Para peneliti menduga, bisa jadi terjadi interaksi atau bahkan pertukaran genetik antara Homo erectus Jawa dengan kelompok hominin lainnya.

“Ini membuka kemungkinan bahwa mereka tidak hidup sepenuhnya terisolasi. Mungkin ada kontak, atau bahkan pertukaran pengetahuan antar kelompok,” Berghuis memaparkan.

Temuan ini membuat para ilmuwan harus mulai menulis ulang cerita tentang kehidupan manusia purba di Asia Tenggara. Homo erectus di Jawa ternyata lebih “gaul”  dari yang kita kira.

Terungkap, Dinosaurus Ada yang Bisa Terbang seperti Ayam!
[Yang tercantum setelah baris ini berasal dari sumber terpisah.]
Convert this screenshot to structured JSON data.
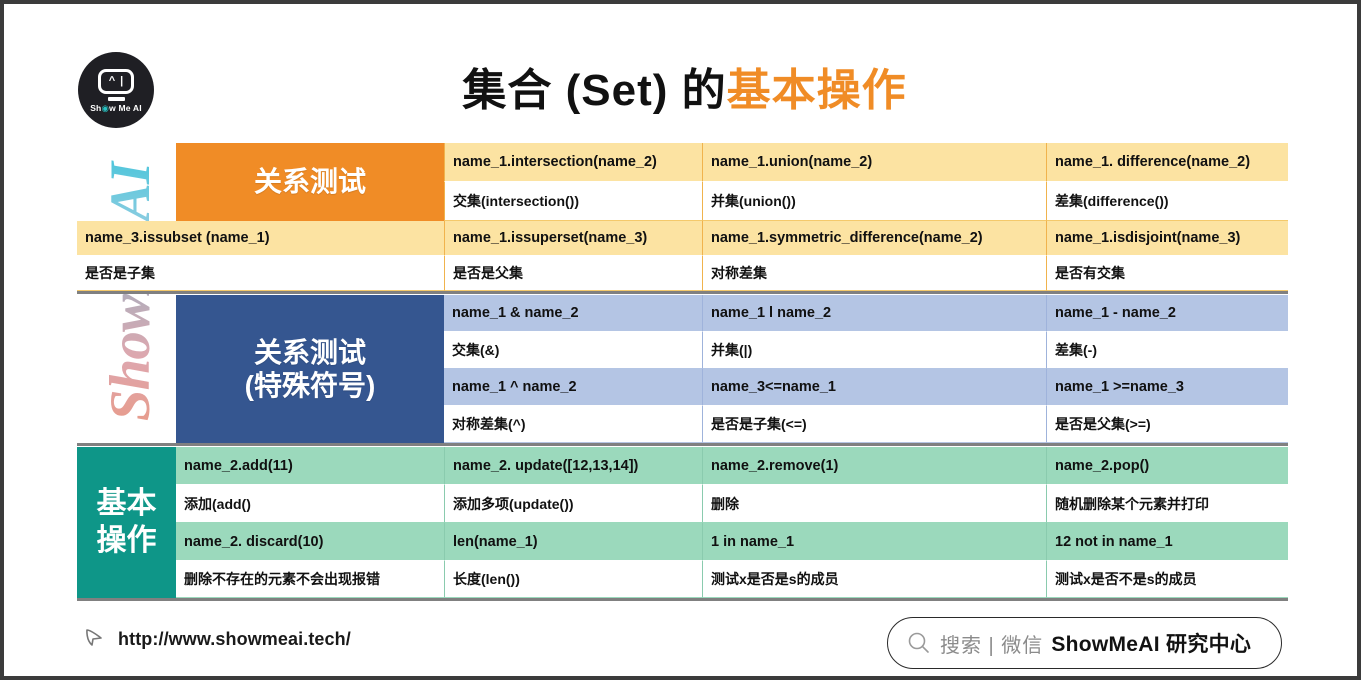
{
  "brand": {
    "logo_text": "Show Me AI",
    "watermark": "ShowMeAI"
  },
  "title": {
    "main": "集合 (Set) 的",
    "accent": "基本操作"
  },
  "sections": [
    {
      "id": "relation-test",
      "header": "关系测试",
      "header_color": "#F08C26",
      "code_row_color": "#FCE3A2",
      "rows": [
        {
          "code": [
            "",
            "name_1.intersection(name_2)",
            "name_1.union(name_2)",
            "name_1. difference(name_2)"
          ],
          "desc": [
            "",
            "交集(intersection())",
            "并集(union())",
            "差集(difference())"
          ]
        },
        {
          "code": [
            "name_3.issubset (name_1)",
            "name_1.issuperset(name_3)",
            "name_1.symmetric_difference(name_2)",
            "name_1.isdisjoint(name_3)"
          ],
          "desc": [
            "是否是子集",
            "是否是父集",
            "对称差集",
            "是否有交集"
          ]
        }
      ]
    },
    {
      "id": "relation-test-symbols",
      "header_line1": "关系测试",
      "header_line2": "(特殊符号)",
      "header_color": "#355690",
      "code_row_color": "#B4C5E4",
      "rows": [
        {
          "code": [
            "name_1 & name_2",
            "name_1 l name_2",
            "name_1 - name_2"
          ],
          "desc": [
            "交集(&)",
            "并集(|)",
            "差集(-)"
          ]
        },
        {
          "code": [
            "name_1 ^ name_2",
            "name_3<=name_1",
            "name_1 >=name_3"
          ],
          "desc": [
            "对称差集(^)",
            "是否是子集(<=)",
            "是否是父集(>=)"
          ]
        }
      ]
    },
    {
      "id": "basic-operations",
      "header_line1": "基本",
      "header_line2": "操作",
      "header_color": "#0E9688",
      "code_row_color": "#9BD9BC",
      "rows": [
        {
          "code": [
            "name_2.add(11)",
            "name_2. update([12,13,14])",
            "name_2.remove(1)",
            "name_2.pop()"
          ],
          "desc": [
            "添加(add()",
            "添加多项(update())",
            "删除",
            "随机删除某个元素并打印"
          ]
        },
        {
          "code": [
            "name_2. discard(10)",
            "len(name_1)",
            "1 in name_1",
            "12 not in name_1"
          ],
          "desc": [
            "删除不存在的元素不会出现报错",
            "长度(len())",
            "测试x是否是s的成员",
            "测试x是否不是s的成员"
          ]
        }
      ]
    }
  ],
  "footer": {
    "url": "http://www.showmeai.tech/",
    "cursor_icon": "cursor-arrow-icon",
    "search": {
      "icon": "search-icon",
      "placeholder": "搜索 | 微信",
      "brand": "ShowMeAI 研究中心"
    }
  },
  "colors": {
    "orange": "#F08C26",
    "navy": "#355690",
    "teal": "#0E9688",
    "light_yellow": "#FCE3A2",
    "light_blue": "#B4C5E4",
    "light_green": "#9BD9BC",
    "frame": "#3b3b3b"
  }
}
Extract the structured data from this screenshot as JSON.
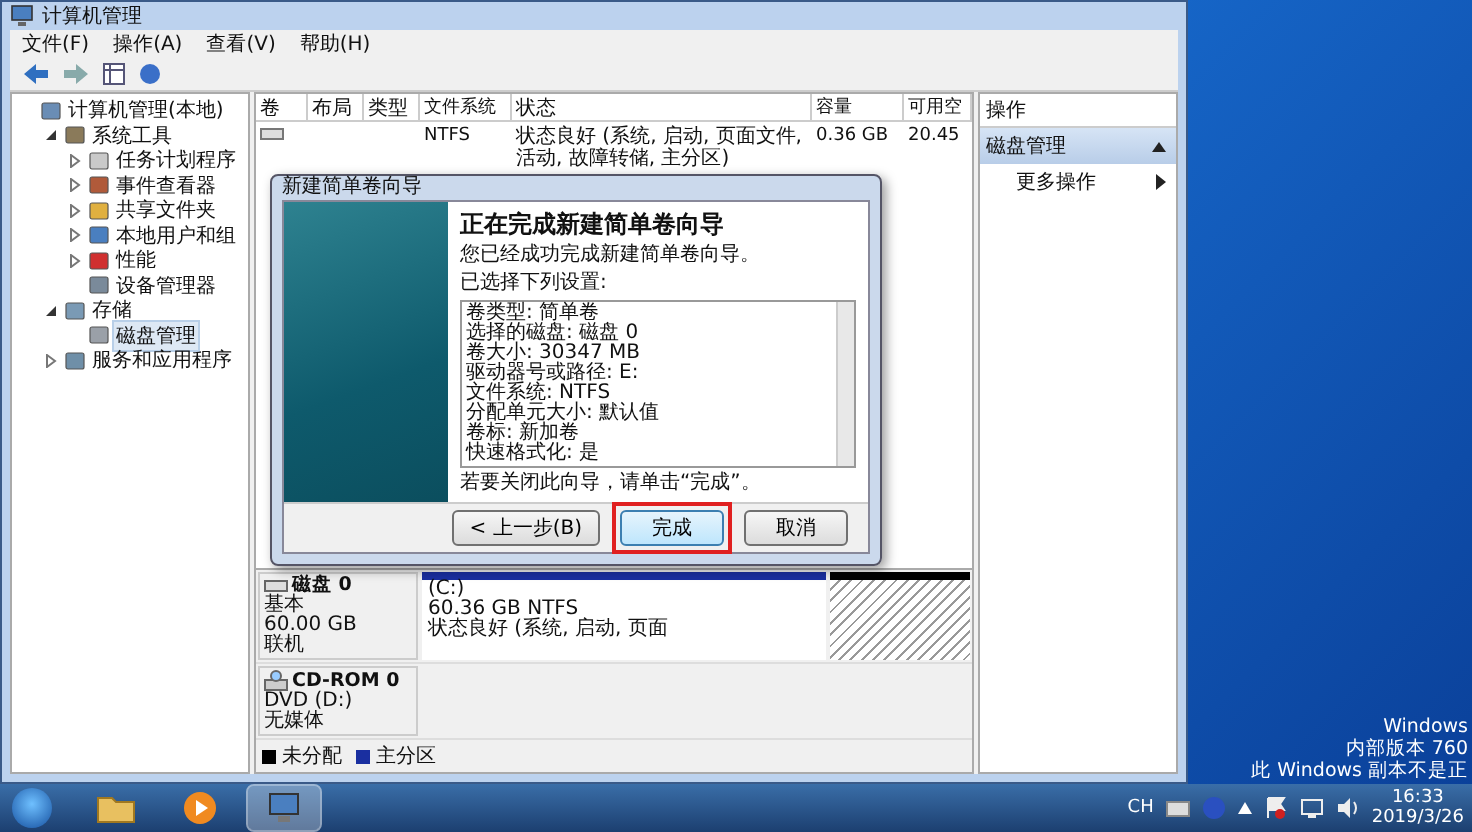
{
  "window": {
    "title": "计算机管理"
  },
  "menu": [
    "文件(F)",
    "操作(A)",
    "查看(V)",
    "帮助(H)"
  ],
  "tree": [
    {
      "label": "计算机管理(本地)",
      "kind": "computer",
      "selected": false,
      "children": [
        {
          "label": "系统工具",
          "kind": "tools",
          "expanded": true,
          "selected": false,
          "children": [
            {
              "label": "任务计划程序",
              "kind": "clock",
              "expanded": false,
              "selected": false
            },
            {
              "label": "事件查看器",
              "kind": "log",
              "expanded": false,
              "selected": false
            },
            {
              "label": "共享文件夹",
              "kind": "folder",
              "expanded": false,
              "selected": false
            },
            {
              "label": "本地用户和组",
              "kind": "users",
              "expanded": false,
              "selected": false
            },
            {
              "label": "性能",
              "kind": "gauge",
              "expanded": false,
              "selected": false
            },
            {
              "label": "设备管理器",
              "kind": "device",
              "selected": false
            }
          ]
        },
        {
          "label": "存储",
          "kind": "storage",
          "expanded": true,
          "selected": false,
          "children": [
            {
              "label": "磁盘管理",
              "kind": "disk",
              "selected": true
            }
          ]
        },
        {
          "label": "服务和应用程序",
          "kind": "services",
          "expanded": false,
          "selected": false
        }
      ]
    }
  ],
  "volume_table": {
    "columns": [
      "卷",
      "布局",
      "类型",
      "文件系统",
      "状态",
      "容量",
      "可用空"
    ],
    "rows": [
      {
        "file_system": "NTFS",
        "status": "状态良好 (系统, 启动, 页面文件, 活动, 故障转储, 主分区)",
        "capacity": "0.36 GB",
        "free": "20.45"
      }
    ]
  },
  "disks": [
    {
      "kind": "disk",
      "name": "磁盘 0",
      "lines": [
        "基本",
        "60.00 GB",
        "联机"
      ],
      "partitions": [
        {
          "kind": "primary",
          "label": "(C:)",
          "size": "60.36 GB NTFS",
          "status": "状态良好 (系统, 启动, 页面"
        },
        {
          "kind": "unallocated"
        }
      ]
    },
    {
      "kind": "cdrom",
      "name": "CD-ROM 0",
      "lines": [
        "DVD (D:)",
        "无媒体"
      ]
    }
  ],
  "legend": [
    {
      "label": "未分配",
      "color": "#000000"
    },
    {
      "label": "主分区",
      "color": "#1a2fa0"
    }
  ],
  "actions": {
    "title": "操作",
    "section": {
      "label": "磁盘管理",
      "expanded": true
    },
    "items": [
      "更多操作"
    ]
  },
  "dialog": {
    "title": "新建简单卷向导",
    "heading": "正在完成新建简单卷向导",
    "message": "您已经成功完成新建简单卷向导。",
    "settings_label": "已选择下列设置:",
    "settings": [
      "卷类型: 简单卷",
      "选择的磁盘: 磁盘 0",
      "卷大小: 30347 MB",
      "驱动器号或路径: E:",
      "文件系统: NTFS",
      "分配单元大小: 默认值",
      "卷标: 新加卷",
      "快速格式化: 是"
    ],
    "close_hint": "若要关闭此向导，请单击“完成”。",
    "buttons": [
      {
        "label": "< 上一步(B)",
        "highlighted": false,
        "default": false
      },
      {
        "label": "完成",
        "highlighted": true,
        "default": true
      },
      {
        "label": "取消",
        "highlighted": false,
        "default": false
      }
    ]
  },
  "activation_notice": [
    "Windows",
    "内部版本 760",
    "此 Windows 副本不是正"
  ],
  "taskbar": {
    "apps": [
      {
        "kind": "folder",
        "active": false
      },
      {
        "kind": "media",
        "active": false
      },
      {
        "kind": "management",
        "active": true
      }
    ],
    "language": "CH",
    "time": "16:33",
    "date": "2019/3/26"
  }
}
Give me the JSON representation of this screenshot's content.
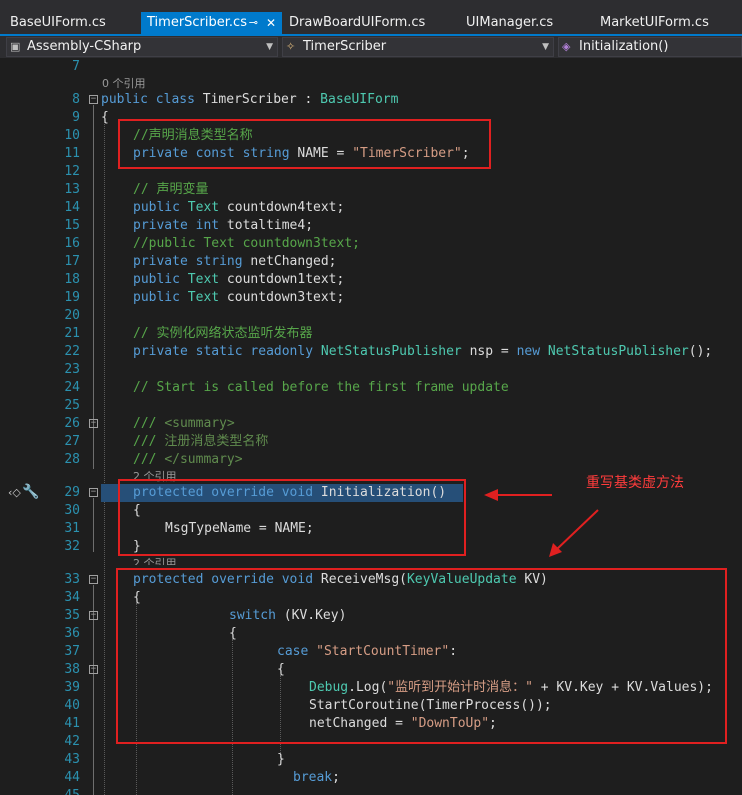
{
  "tabs": [
    {
      "label": "BaseUIForm.cs",
      "active": false
    },
    {
      "label": "TimerScriber.cs",
      "active": true
    },
    {
      "label": "DrawBoardUIForm.cs",
      "active": false
    },
    {
      "label": "UIManager.cs",
      "active": false
    },
    {
      "label": "MarketUIForm.cs",
      "active": false
    }
  ],
  "navbar": {
    "project": "Assembly-CSharp",
    "class": "TimerScriber",
    "member": "Initialization()"
  },
  "code_lines": [
    {
      "num": "7",
      "text": ""
    },
    {
      "num": "8",
      "text": "public class TimerScriber : BaseUIForm"
    },
    {
      "num": "9",
      "text": "{"
    },
    {
      "num": "10",
      "text": "//声明消息类型名称"
    },
    {
      "num": "11",
      "text": "private const string NAME = \"TimerScriber\";"
    },
    {
      "num": "12",
      "text": ""
    },
    {
      "num": "13",
      "text": "// 声明变量"
    },
    {
      "num": "14",
      "text": "public Text countdown4text;"
    },
    {
      "num": "15",
      "text": "private int totaltime4;"
    },
    {
      "num": "16",
      "text": "//public Text countdown3text;"
    },
    {
      "num": "17",
      "text": "private string netChanged;"
    },
    {
      "num": "18",
      "text": "public Text countdown1text;"
    },
    {
      "num": "19",
      "text": "public Text countdown3text;"
    },
    {
      "num": "20",
      "text": ""
    },
    {
      "num": "21",
      "text": "// 实例化网络状态监听发布器"
    },
    {
      "num": "22",
      "text": "private static readonly NetStatusPublisher nsp = new NetStatusPublisher();"
    },
    {
      "num": "23",
      "text": ""
    },
    {
      "num": "24",
      "text": "// Start is called before the first frame update"
    },
    {
      "num": "25",
      "text": ""
    },
    {
      "num": "26",
      "text": "/// <summary>"
    },
    {
      "num": "27",
      "text": "/// 注册消息类型名称"
    },
    {
      "num": "28",
      "text": "/// </summary>"
    },
    {
      "num": "29",
      "text": "protected override void Initialization()"
    },
    {
      "num": "30",
      "text": "{"
    },
    {
      "num": "31",
      "text": "MsgTypeName = NAME;"
    },
    {
      "num": "32",
      "text": "}"
    },
    {
      "num": "33",
      "text": "protected override void ReceiveMsg(KeyValueUpdate KV)"
    },
    {
      "num": "34",
      "text": "{"
    },
    {
      "num": "35",
      "text": "switch (KV.Key)"
    },
    {
      "num": "36",
      "text": "{"
    },
    {
      "num": "37",
      "text": "case \"StartCountTimer\":"
    },
    {
      "num": "38",
      "text": "{"
    },
    {
      "num": "39",
      "text": "Debug.Log(\"监听到开始计时消息：\" + KV.Key + KV.Values);"
    },
    {
      "num": "40",
      "text": "StartCoroutine(TimerProcess());"
    },
    {
      "num": "41",
      "text": "netChanged = \"DownToUp\";"
    },
    {
      "num": "42",
      "text": ""
    },
    {
      "num": "43",
      "text": "}"
    },
    {
      "num": "44",
      "text": "break;"
    },
    {
      "num": "45",
      "text": ""
    }
  ],
  "references": {
    "ref0": "0 个引用",
    "ref2a": "2 个引用",
    "ref2b": "2 个引用"
  },
  "annotation": "重写基类虚方法",
  "colors": {
    "background": "#1e1e1e",
    "active_tab": "#007acc",
    "annotation_red": "#e02020",
    "keyword": "#569cd6",
    "type": "#4ec9b0",
    "string": "#d69d85",
    "comment": "#57a64a",
    "line_number": "#2b91af"
  }
}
Untuk diketahui, Archaeopteryx, fosil penting yang menjembatani evolusi dinosaurus dan burung modern, masih menyimpan sejumlah misteri meski telah ditemukan sekitar 165 tahun lalu.

Salah satu pertanyaan mendasar yang belum terjawab sepenuhnya adalah bagaimana makhluk dari era Jurassic ini mampu terbang di antara kerabat "dinosaurus berbulunya" yang lain.

Setelah lebih dari dua dekade tersimpan dalam koleksi pribadi, salah satu set fosil terlengkap dan detail Archaeopteryx tiba di Field Museum Chicago pada tahun 2022.

Sebelum dipamerkan ke publik, para ahli menghabiskan waktu setahun untuk mempersiapkan dan menganalisis spesimen yang dijuluki "Chicago Archaeopteryx" ini.

Hasilnya, penemuan mereka memberikan pemahaman baru mengapa dinosaurus purba itu begitu istimewa. Diwartakan Pop Science, Jumat (16/5/2025), temuan tim peneliti ini dipublikasikan pada 14 Mei 2025 di jurnal Nature.

"Ketika pertama kali mendapatkan Archaeopteryx ini, saya sangat gembira," ujar Jingmai O’Connor, kurator fosil reptil di Field Museum dan penulis utama studi tersebut, dalam pengumuman resminya.

Namun, di balik antusiasmenya, O’Connor mengaku sempat ragu.

Dari Ujung Moncong hingga Ekor

"Archaeopteryx sudah dikenal begitu lama, saya tidak yakin apa hal baru yang bisa kita pelajari. Tetapi spesimen kami ini sangat terawat dan dipreparasi dengan baik sehingga kita benar-benar mendapatkan banyak informasi baru, dari ujung moncong hingga ujung ekornya," ia menjelaskan.

Namun, proses pemeriksaan dan preparasi fosil ini bukannya tanpa tantangan. Salah satu kesulitan utama adalah membedakan antara sisa-sisa fosil dengan batuan di sekitarnya yang nyaris sewarna.

Di sini lah pemindaian CT (Computed Tomography) berperan penting.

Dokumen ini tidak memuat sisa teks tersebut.